A virada acontece com um álbum que João Alfredo encontra nas coisas que Edgar tem sobre a mesa: um álbum que eles montaram juntos ao longo dos anos, com notícias que envolvem a corrida espacial… matérias sobre Laika, o primeiro ser vivo a ir para o espaço, ou sobre Yuri Gagarin, o primeiro humano a fazer o mesmo. Lembrando do fascínio deles pelo tema e da amizade ao construir o álbum, os dois riem, se emocionam e perguntam por que eles pararam de alimentar esse álbum se em breve o homem certamente estará pisando na lua… João fala sobre como lhe doeu, também, quando ele e Maria Lúcia começaram a namorar, mas ele seguiu sendo seu amigo, porque o queria na sua vida, e pede que ele faça o mesmo. Com os olhos cheios de lágrimas, Edgar já concorda com ele…
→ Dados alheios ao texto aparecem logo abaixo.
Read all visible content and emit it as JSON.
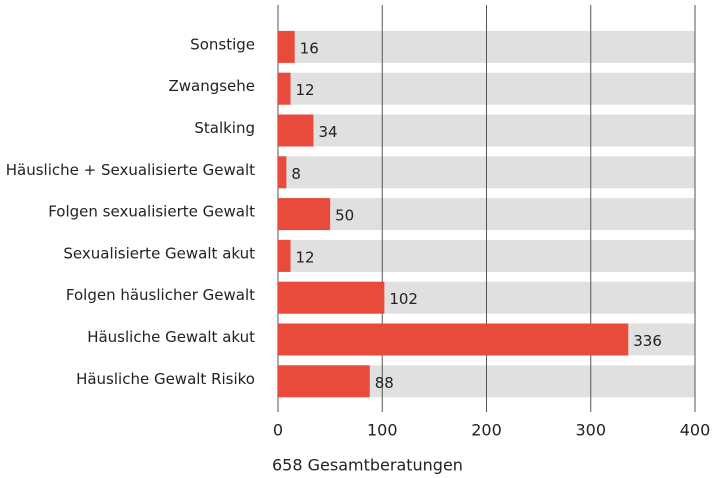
{
  "chart_data": {
    "type": "bar",
    "orientation": "horizontal",
    "categories": [
      "Sonstige",
      "Zwangsehe",
      "Stalking",
      "Häusliche + Sexualisierte Gewalt",
      "Folgen sexualisierte Gewalt",
      "Sexualisierte Gewalt akut",
      "Folgen häuslicher Gewalt",
      "Häusliche Gewalt akut",
      "Häusliche Gewalt Risiko"
    ],
    "values": [
      16,
      12,
      34,
      8,
      50,
      12,
      102,
      336,
      88
    ],
    "color": "#e84a3c",
    "track_color": "#e0e0e0",
    "xlim": [
      0,
      400
    ],
    "xticks": [
      0,
      100,
      200,
      300,
      400
    ],
    "grid": true,
    "xlabel": "658 Gesamtberatungen"
  }
}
E então eles se abraçam. Um abraço forte, apertado, longo… e sincero.

QUE CENA MARAVILHOSA!

A minissérie é dividida em três “capítulos”: primeiro, os “Anos Inocentes”, que chegam ao fim agora com a saída de Damasceno, muito mais fraco do que antes e com a saúde debilitada; iniciam-se, assim, os chamados “Anos Rebeldes”, que trazem tanto a intensificação da luta contra a Ditadura quanto o aumento da violência que tenta silenciar cada voz não complacente; estamos, aqui, em um momento de transição, em que o avanço da Ditadura Militar e a tensão crescente são uma prévia do que está por vir com os chamados “Anos de Chumbo”, que se iniciam com o AI-5, em dezembro de 1968. Incrível como “Anos Rebeldes” é uma minissérie bem construída, politizada e NECESSÁRIA… a história precisa ser lembrada. Talvez agora mais do que nunca.